Юность, как ни крути, жестокая пора. Самый безжалостный возраст. Розовые детские слюни и сладкое сюсюканье – ну кто тут самый красивый и самый умный? – ну, конечно же, ты, кто же еще? И сказочки на ночь, и шерстяные носочки с теплой батареи, и самый вкусный кусочек кому? – конечно, конечно, тебе, радость моя.
И вдруг все это позади.
Еще вчера ты был центр мироздания, прекрасное и несравненное солнце, сегодня – занюханный болид в круговерти холодного космоса. Нет, ты, безусловно, подозревал, что модель вселенной слишком уж идеальна, были-были сомнения – не дурак же, да, догадывался – есть тут некая фальшь. Слишком уж все вокруг протекало счастливо-солнечно, как-то даже с перехлестом, определенно подвох где-то таился. Но чтоб такой! Чтоб настолько!
Успешно преодолев мучительную пору полового созревания, ты уже не беззаботное дитя с лучистым взглядом, – кудряшки, матроска, – херувим на фоне полевых венков, утренних жаворонков и добрых собак борзых пород, но еще и не матерая особь мужского пола – сигарета, трость, перстень на мизинце, вечерняя щетина с духом английского одеколона и французского коньяка.
Ты – ни то ни се. Уже не гусеница, но еще и не бабочка.

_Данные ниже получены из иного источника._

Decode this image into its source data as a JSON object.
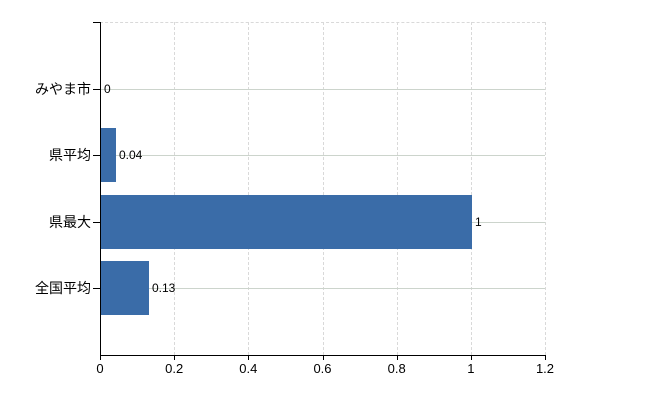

Ты юн, неопытен, наивен – цинизм придет позже. Нет, не то чтобы с годами ты станешь умнее, просто научишься уворачиваться и прикрывать мягкие ткани и болевые точки. Научишься имитировать и симулировать. Подпишешь двусторонний пакт с самим собой, пакт о сотрудничестве и взаимопомощи. С годами процесс компромисса станет простым и почти приятным. Чем-то вроде облегчения после рвоты.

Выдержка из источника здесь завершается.